> Tommy Vercetti <[EMAIL PROTECTED]> writes:
> 
> | Yeah, but for more than just STL, and opensource. C++ checker that
> | is going to work for instance for KDE.
> |  Wonder why they use proprietary parser,
> 

Gabriel Dos Reis wrote:

> Most of the tools I know of are either "research projects" (which
> means that they basically "die" when the professor get promoted or the
> students graduate; they are lots of them out there) or are/ use
> proprietary tools. 
> 
> We need to get GCC/g++ to a competing level of usefulness but the road
> is not quite that straight.
> 

Yes, twice.
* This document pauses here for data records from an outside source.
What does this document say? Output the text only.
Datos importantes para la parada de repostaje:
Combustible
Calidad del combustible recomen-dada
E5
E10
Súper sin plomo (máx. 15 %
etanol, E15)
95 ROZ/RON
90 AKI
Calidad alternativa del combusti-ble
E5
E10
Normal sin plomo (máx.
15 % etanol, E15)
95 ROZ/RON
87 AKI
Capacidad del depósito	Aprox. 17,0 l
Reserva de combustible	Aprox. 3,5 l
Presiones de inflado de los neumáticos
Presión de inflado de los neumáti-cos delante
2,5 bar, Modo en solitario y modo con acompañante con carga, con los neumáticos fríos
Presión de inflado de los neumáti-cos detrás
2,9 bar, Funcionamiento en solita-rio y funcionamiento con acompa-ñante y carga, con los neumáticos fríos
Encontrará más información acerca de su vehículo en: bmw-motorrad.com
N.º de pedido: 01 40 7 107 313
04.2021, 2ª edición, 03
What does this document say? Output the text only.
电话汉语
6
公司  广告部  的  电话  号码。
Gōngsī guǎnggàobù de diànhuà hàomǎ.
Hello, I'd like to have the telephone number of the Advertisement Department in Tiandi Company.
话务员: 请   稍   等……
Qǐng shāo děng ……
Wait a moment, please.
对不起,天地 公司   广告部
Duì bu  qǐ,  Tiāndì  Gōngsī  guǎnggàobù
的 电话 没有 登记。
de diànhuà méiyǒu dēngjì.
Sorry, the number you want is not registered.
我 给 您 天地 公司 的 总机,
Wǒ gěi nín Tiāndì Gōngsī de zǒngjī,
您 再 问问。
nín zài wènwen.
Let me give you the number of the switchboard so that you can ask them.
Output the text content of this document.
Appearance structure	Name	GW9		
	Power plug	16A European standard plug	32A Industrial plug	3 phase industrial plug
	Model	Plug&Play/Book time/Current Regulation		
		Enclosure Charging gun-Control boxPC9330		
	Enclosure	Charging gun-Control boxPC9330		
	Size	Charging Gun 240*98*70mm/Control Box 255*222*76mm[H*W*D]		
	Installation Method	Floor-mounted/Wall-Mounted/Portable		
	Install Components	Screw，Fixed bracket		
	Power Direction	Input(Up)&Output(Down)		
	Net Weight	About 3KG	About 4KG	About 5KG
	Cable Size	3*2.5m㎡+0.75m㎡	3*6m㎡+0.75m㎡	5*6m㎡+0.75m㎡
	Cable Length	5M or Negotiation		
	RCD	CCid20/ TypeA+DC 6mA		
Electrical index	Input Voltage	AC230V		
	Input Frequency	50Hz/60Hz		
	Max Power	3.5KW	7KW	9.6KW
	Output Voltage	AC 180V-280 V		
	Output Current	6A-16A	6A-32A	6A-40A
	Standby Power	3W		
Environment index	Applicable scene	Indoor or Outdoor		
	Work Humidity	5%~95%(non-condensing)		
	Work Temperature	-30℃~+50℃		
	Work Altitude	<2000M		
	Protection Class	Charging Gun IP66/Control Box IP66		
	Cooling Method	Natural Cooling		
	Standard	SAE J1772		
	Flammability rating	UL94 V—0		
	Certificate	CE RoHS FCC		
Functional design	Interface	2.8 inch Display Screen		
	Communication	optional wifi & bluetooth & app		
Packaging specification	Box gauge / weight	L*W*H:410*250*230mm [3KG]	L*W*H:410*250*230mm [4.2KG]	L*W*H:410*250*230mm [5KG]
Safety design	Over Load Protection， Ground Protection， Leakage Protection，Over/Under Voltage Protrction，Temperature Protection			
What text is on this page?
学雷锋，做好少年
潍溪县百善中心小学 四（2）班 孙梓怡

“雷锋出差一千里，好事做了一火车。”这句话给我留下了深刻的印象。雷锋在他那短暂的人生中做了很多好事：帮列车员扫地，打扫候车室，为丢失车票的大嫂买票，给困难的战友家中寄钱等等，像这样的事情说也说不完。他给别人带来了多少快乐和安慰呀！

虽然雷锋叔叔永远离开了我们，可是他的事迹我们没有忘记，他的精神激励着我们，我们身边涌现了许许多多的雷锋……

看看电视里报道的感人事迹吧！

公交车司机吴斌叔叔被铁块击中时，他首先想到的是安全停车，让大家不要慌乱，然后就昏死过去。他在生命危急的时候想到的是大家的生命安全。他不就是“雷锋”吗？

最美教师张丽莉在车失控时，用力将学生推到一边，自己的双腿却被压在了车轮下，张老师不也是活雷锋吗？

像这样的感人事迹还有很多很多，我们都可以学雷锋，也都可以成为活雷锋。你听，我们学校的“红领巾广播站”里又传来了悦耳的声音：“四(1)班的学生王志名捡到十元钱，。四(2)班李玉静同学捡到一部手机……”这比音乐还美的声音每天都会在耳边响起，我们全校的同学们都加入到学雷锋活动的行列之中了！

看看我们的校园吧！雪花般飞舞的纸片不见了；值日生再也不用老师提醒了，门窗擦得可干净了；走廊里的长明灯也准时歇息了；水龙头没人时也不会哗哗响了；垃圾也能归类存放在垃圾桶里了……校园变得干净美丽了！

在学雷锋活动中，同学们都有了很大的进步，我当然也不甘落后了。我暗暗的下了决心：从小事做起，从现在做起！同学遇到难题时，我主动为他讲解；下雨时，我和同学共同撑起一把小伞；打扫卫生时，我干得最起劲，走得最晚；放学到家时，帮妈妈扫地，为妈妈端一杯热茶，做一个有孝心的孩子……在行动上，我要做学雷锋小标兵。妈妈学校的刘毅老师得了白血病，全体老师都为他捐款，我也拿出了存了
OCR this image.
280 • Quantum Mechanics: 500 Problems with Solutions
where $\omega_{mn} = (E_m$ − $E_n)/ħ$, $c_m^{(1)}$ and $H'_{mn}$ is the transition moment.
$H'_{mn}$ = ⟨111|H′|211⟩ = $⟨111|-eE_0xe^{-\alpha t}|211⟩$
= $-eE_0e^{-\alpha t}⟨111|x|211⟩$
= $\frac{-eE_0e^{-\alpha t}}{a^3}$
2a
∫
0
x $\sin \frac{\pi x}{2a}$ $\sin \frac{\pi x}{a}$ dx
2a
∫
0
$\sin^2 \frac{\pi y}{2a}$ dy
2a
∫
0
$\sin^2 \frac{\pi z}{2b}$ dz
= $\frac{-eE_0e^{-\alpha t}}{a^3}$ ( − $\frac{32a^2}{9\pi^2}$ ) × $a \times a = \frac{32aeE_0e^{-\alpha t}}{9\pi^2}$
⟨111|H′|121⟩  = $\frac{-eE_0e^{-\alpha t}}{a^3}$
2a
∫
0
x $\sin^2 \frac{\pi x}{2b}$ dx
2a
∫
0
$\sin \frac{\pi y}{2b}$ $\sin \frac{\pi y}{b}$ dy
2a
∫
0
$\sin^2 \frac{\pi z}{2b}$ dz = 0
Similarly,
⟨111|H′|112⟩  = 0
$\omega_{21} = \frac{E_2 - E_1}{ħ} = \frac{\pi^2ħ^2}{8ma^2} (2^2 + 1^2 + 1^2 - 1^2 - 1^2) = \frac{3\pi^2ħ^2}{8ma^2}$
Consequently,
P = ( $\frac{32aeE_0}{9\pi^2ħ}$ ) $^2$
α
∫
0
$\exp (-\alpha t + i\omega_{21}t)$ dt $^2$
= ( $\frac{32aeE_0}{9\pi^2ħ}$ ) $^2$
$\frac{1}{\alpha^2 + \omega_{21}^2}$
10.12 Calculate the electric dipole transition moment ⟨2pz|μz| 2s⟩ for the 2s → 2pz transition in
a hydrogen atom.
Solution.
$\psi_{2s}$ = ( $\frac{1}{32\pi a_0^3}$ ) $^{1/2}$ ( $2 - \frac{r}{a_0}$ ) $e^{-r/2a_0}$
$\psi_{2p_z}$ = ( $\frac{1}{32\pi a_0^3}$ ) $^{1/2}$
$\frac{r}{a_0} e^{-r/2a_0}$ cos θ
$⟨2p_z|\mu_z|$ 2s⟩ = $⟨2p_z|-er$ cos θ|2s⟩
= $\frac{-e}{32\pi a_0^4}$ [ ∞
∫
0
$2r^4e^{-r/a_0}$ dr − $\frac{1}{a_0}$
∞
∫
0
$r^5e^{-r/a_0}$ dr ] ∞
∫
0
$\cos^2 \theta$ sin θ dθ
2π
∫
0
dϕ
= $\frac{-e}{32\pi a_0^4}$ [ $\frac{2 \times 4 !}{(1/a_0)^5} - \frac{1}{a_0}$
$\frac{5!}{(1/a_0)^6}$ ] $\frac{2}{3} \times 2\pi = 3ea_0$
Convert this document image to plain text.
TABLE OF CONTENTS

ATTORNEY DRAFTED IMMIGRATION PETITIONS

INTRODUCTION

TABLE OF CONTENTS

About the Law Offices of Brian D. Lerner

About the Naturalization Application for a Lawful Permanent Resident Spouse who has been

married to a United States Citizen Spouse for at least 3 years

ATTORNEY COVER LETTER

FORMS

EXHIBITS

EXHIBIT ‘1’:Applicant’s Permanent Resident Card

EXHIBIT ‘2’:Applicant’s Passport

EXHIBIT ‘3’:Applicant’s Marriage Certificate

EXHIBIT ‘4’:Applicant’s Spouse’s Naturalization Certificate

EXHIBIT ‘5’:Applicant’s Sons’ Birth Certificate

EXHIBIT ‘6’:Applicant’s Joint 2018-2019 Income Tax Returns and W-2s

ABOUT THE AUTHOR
Among the things that you need are:

- detailled source code correspondence for every TREE node,
- you want to know whether a TREE node represents something that was
  compiler generated as opposed to written in the source (e.g. for
  cast operations)
- you most likely want an unlowered representation of the C++ source
  (and that will be the real hard part)
- you don't want the frontend to optimize anything, e.g no folding
  (ideally you want both the folded and unfolded expression)
- you might want to know whether a certain TREE node was the result of
  a macro expansion

I used a very old version of GCC (3.0.1) as the frontend for some 
static checker. We succeeded in hacking in support for some of the
above but C++ was a royal pain because of lowering.